Enquanto ela comia, o Pregador permaneceu atrás do balcão. Viu-a a mexer a sopa, a barrar a manteiga no pão e a comê-lo com fome. Quando já tinha dado conta de metade do jantar, olhou para ele com um sorriso quase de desculpa. Partia-lhe o coração ver o seu rosto ferido, vê-la tão faminta.

Quando viu que estava a acabar a sopa com o último pedaço de pão, regressou à mesa.

– Vou buscar mais um pouco.

– Não, não é preciso. Acho que agora aceitarei o brande que me ofereceu. Saber-me-á bem. Depois continuarei a procurar...

– Relaxe – interrompeu-a o Pregador e desejou não ter parecido excessivamente duro. As pessoas demoravam a habituar-se a ele. Levou os pratos para o balcão e limpou a mesa. – Por aqui, não há nenhum lugar onde possa arranjar um quarto. E as estradas não são muito boas, sobretudo, com esta chuva. A verdade é que receio que não poderá ir a lado nenhum.

– Oh, não! Escute, só tem de me dizer o lugar mais próximo onde posso... Meu Deus, tenho de encontrar alguma coisa...

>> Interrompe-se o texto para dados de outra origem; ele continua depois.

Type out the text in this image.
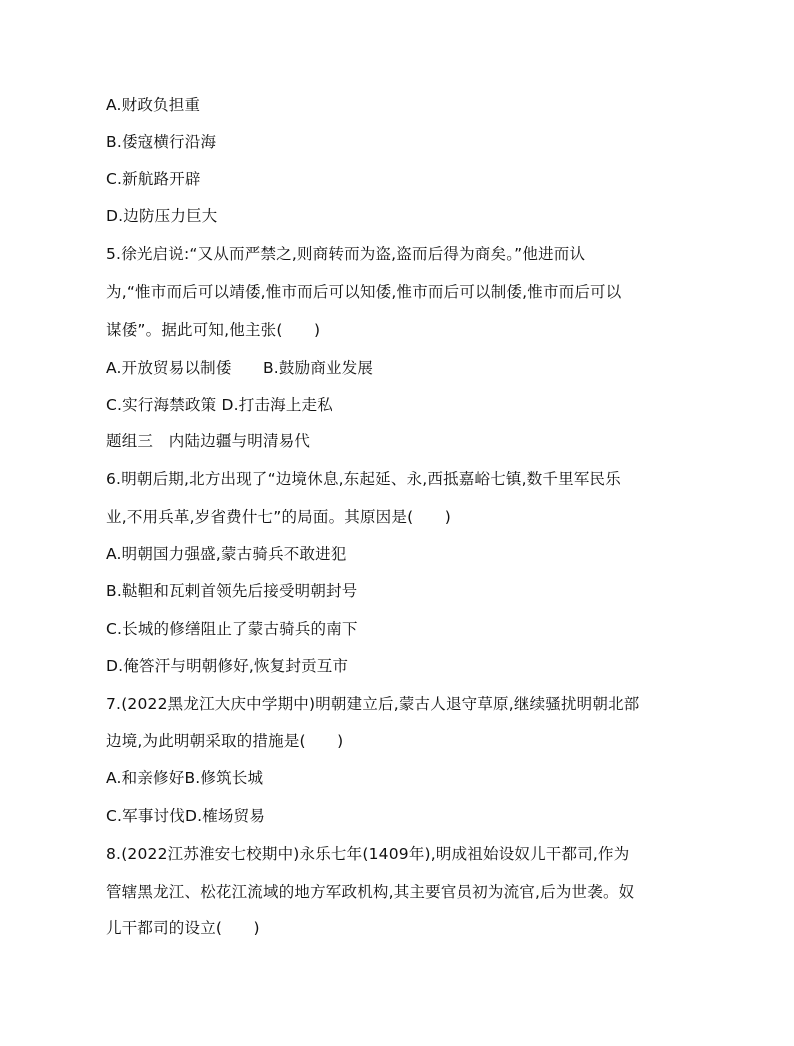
A.财政负担重
B.倭寇横行沿海
C.新航路开辟
D.边防压力巨大
5.徐光启说:“又从而严禁之,则商转而为盗,盗而后得为商矣。”他进而认
为,“惟市而后可以靖倭,惟市而后可以知倭,惟市而后可以制倭,惟市而后可以
谋倭”。据此可知,他主张(　　)
A.开放贸易以制倭　　B.鼓励商业发展
C.实行海禁政策 D.打击海上走私
题组三　内陆边疆与明清易代
6.明朝后期,北方出现了“边境休息,东起延、永,西抵嘉峪七镇,数千里军民乐
业,不用兵革,岁省费什七”的局面。其原因是(　　)
A.明朝国力强盛,蒙古骑兵不敢进犯
B.鞑靼和瓦剌首领先后接受明朝封号
C.长城的修缮阻止了蒙古骑兵的南下
D.俺答汗与明朝修好,恢复封贡互市
7.(2022黑龙江大庆中学期中)明朝建立后,蒙古人退守草原,继续骚扰明朝北部
边境,为此明朝采取的措施是(　　)
A.和亲修好B.修筑长城
C.军事讨伐D.榷场贸易
8.(2022江苏淮安七校期中)永乐七年(1409年),明成祖始设奴儿干都司,作为
管辖黑龙江、松花江流域的地方军政机构,其主要官员初为流官,后为世袭。奴
儿干都司的设立(　　)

– Acalme-se. Eu tenho um quarto a mais. Pode ficar aqui. Está uma noite terrível – como era de prever, a rapariga olhou para ele com os olhos muito abertos. – Não vai acontecer-lhe nada e o quarto tem ferrolho.

– Não pretendia...

– Não se preocupe. Já sei que tenho um aspecto que costuma assustar as pessoas.

– Não, é só que...

– Calma, a sério. Sei como sou. Resulta optimamente com os homens. Consigo espantar qualquer um – sorriu.

– Não tem de fazer isto. Tenho um carro...

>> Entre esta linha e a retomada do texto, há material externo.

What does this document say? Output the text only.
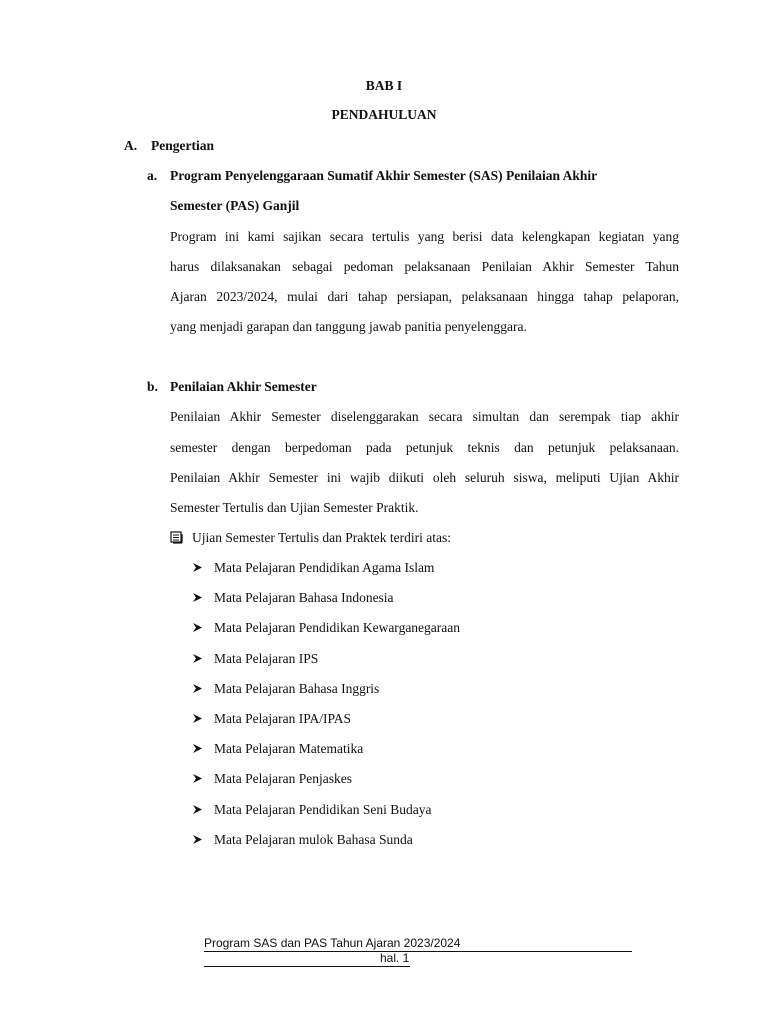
BAB I
PENDAHULUAN
A. Pengertian
a. Program Penyelenggaraan Sumatif Akhir Semester (SAS) Penilaian Akhir
Semester (PAS) Ganjil
Program ini kami sajikan secara tertulis yang berisi data kelengkapan kegiatan yang
harus dilaksanakan sebagai pedoman pelaksanaan Penilaian Akhir Semester Tahun
Ajaran 2023/2024, mulai dari tahap persiapan, pelaksanaan hingga tahap pelaporan,
yang menjadi garapan dan tanggung jawab panitia penyelenggara.
b. Penilaian Akhir Semester
Penilaian Akhir Semester diselenggarakan secara simultan dan serempak tiap akhir
semester dengan berpedoman pada petunjuk teknis dan petunjuk pelaksanaan.
Penilaian Akhir Semester ini wajib diikuti oleh seluruh siswa, meliputi Ujian Akhir
Semester Tertulis dan Ujian Semester Praktik.
Ujian Semester Tertulis dan Praktek terdiri atas:
Mata Pelajaran Pendidikan Agama Islam
Mata Pelajaran Bahasa Indonesia
Mata Pelajaran Pendidikan Kewarganegaraan
Mata Pelajaran IPS
Mata Pelajaran Bahasa Inggris
Mata Pelajaran IPA/IPAS
Mata Pelajaran Matematika
Mata Pelajaran Penjaskes
Mata Pelajaran Pendidikan Seni Budaya
Mata Pelajaran mulok Bahasa Sunda
Program SAS dan PAS Tahun Ajaran 2023/2024
hal. 1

– Meu Deus, não seria capaz de a deixar dormir num carro! – exclamou e arrependeu-se imediatamente. – Desculpe, às vezes, falo num tom tão ameaçador como o meu aspecto. Mas digo-o a sério, é melhor que fique se o menino não se sente bem...

– Não posso. Não o conheço.

– Sim, eu sei e provavelmente provoco muitas dúvidas. Mas sou muito menos perigoso do que pareço. Ficará bem na minha casa, melhor do que em qualquer hotel da auto-estrada, pode ter a certeza. E muito melhor do que a tentar conduzir por estas estradas a meio de uma tempestade.

A jovem ficou a olhar para ele durante um longo minuto.

– Não. Tenho de me ir embora. Se me disser quanto lhe...

– Tem uma bela ferida – interrompeu-a o Pregador. – Não quer que lhe traga alguma coisa para o lábio? Tenho um estojo de primeiros-socorros na cozinha.

– Estou bem – respondeu ela, abanando a cabeça. – Porque é que não me diz quanto lhe devo e...?

– Não tenho nada para a febre do menino, salvo um quarto com ferrolho onde poderá sentir-se segura. Não pode rejeitar uma oferta assim, estando com um menino com febre. Sei que dou medo, mas garanto-lhe que comigo estará completamente segura – sorriu-lhe.

– Não me dá medo – respondeu, com timidez.

– Há muitas mulheres e crianças que ficam nervosas ao ver-me e garanto-lhe que é uma coisa que detesto. Está a fugir? – perguntou-lhe de repente.

A sua interlocutora baixou o olhar.

– O que acha? Que vou chamar a polícia? Quem lhe fez isso?

A rapariga começou a chorar.

– Eh, não, não chore... – suplicou-lhe.

Mas ela cruzou os braços sobre a mesa, apoiou a cabeça neles e continuou a soluçar.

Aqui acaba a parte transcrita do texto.